The James Paget has been named ‘Centre of the Month’ for June 2021 as we continue to recruit to a Europe-wide research study looking at the use of a fluorescent dye to assist in bowel surgery.
While Indocyanine green (ICG), a dye which glows green under near infra-red light, has been used in medical tests for many years; including to help determine cardiac output, liver function, and making parts of the eye more visible during procedures; the IntAct trial, being run by researchers at the University of Leeds, is a much-needed, large-scale, randomised controlled trial for its use in bowel anastomosis – surgery where two formerly distant parts of the intestine are joined after a portion of the bowel is removed due to rectal cancer.
A serious side effect of this type of surgery is a leak from where the two parts of the bowel have been joined together. This is called an anastomotic leak and it occurs when the join in the bowel doesn’t heal properly after the operation. This can sometimes lead to infections, such as sepsis, and even death.
The researchers think that one possible cause of an anastomotic leak is poor blood supply in the join of the bowel after surgery. The IntAct study team wants to see if it is possible to reduce this side effect by using ICG during the operation. When the ICG dye is injected into the blood and makes it glow, it shows surgeons the blood supply around the join. It is thought that this technology will therefore help surgeons reconnect parts of the bowel which have good blood supply. This in turn may help to prevent leaks in the bowel from happening and this life-threatening complication could be reduced by up to half.
This ground breaking research aims to look at how effective using ICG in rectal cancer surgery can be and if lives can be saved by using it.
Twenty-eight hospitals across the UK and Europe, including in Italy, Belgium, The Netherlands, Slovenia, Germany and Ireland, are signing up patients to be involved and our hospital was highlighted as being the highest recruiting centre for the study in May, being named as ‘Centre of the Month’ for this achievement.
Only a comparatively small number of patients are eligible for the trial but many having the surgery at the James Paget have agreed to take part in it.

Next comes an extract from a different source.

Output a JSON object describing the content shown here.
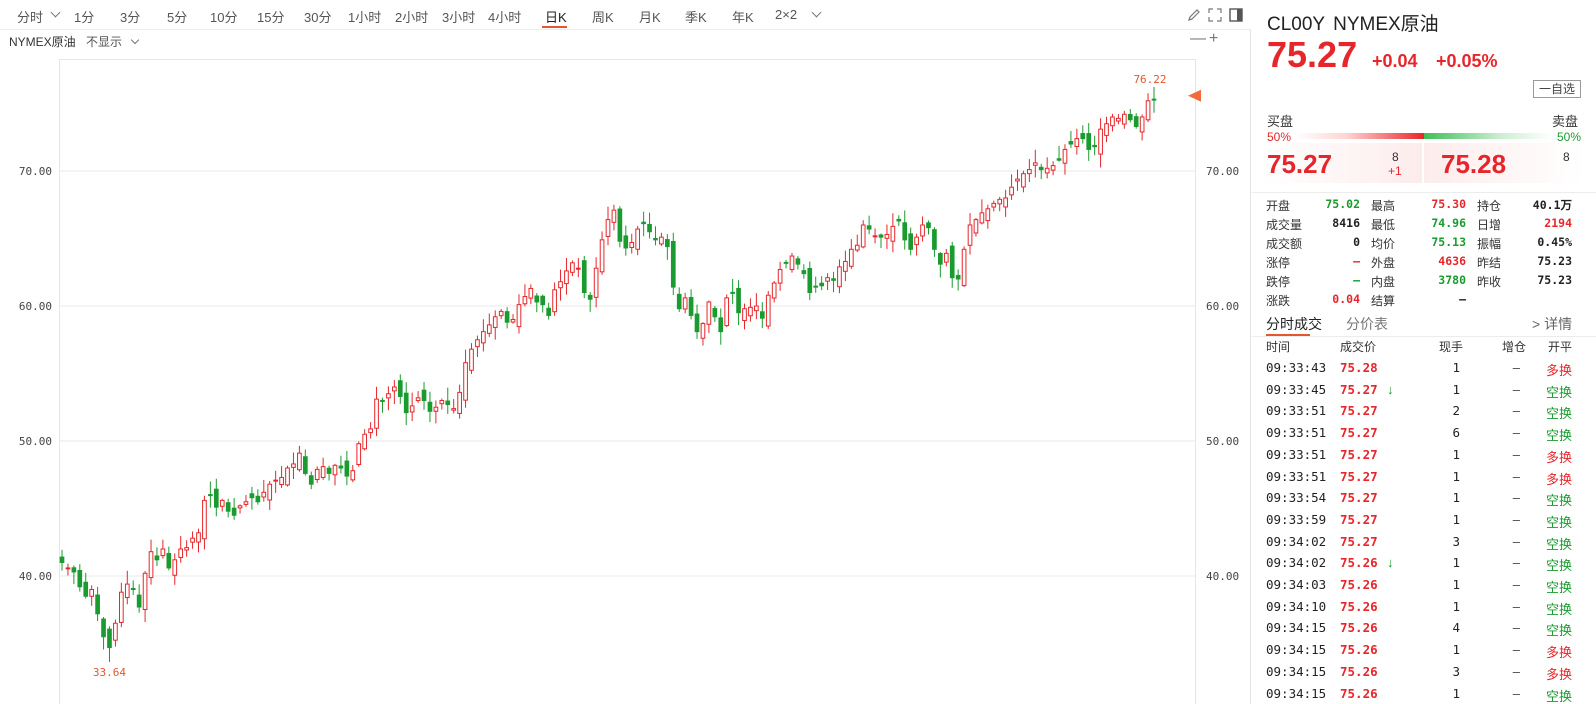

Consultant Surgeon Christopher Liao, who is leading the trial at the James Paget, said; “This is ground breaking technology and we are lucky to be part of this trial, and to have had success recruiting to it, as this should significantly help our patients now and in the future.
“We started recruitment to the trial in November 2020, and thanks to our excellent team of surgeons Mr Velchuru and Mr Aryal, and research nurses, especially Elva and Daryle, we’ve been able to talk to patients about the possible benefits of being involved in this trial and have been able to give some extra confidence about the procedure.”
Some of the James Paget team involved in the IntAct trial.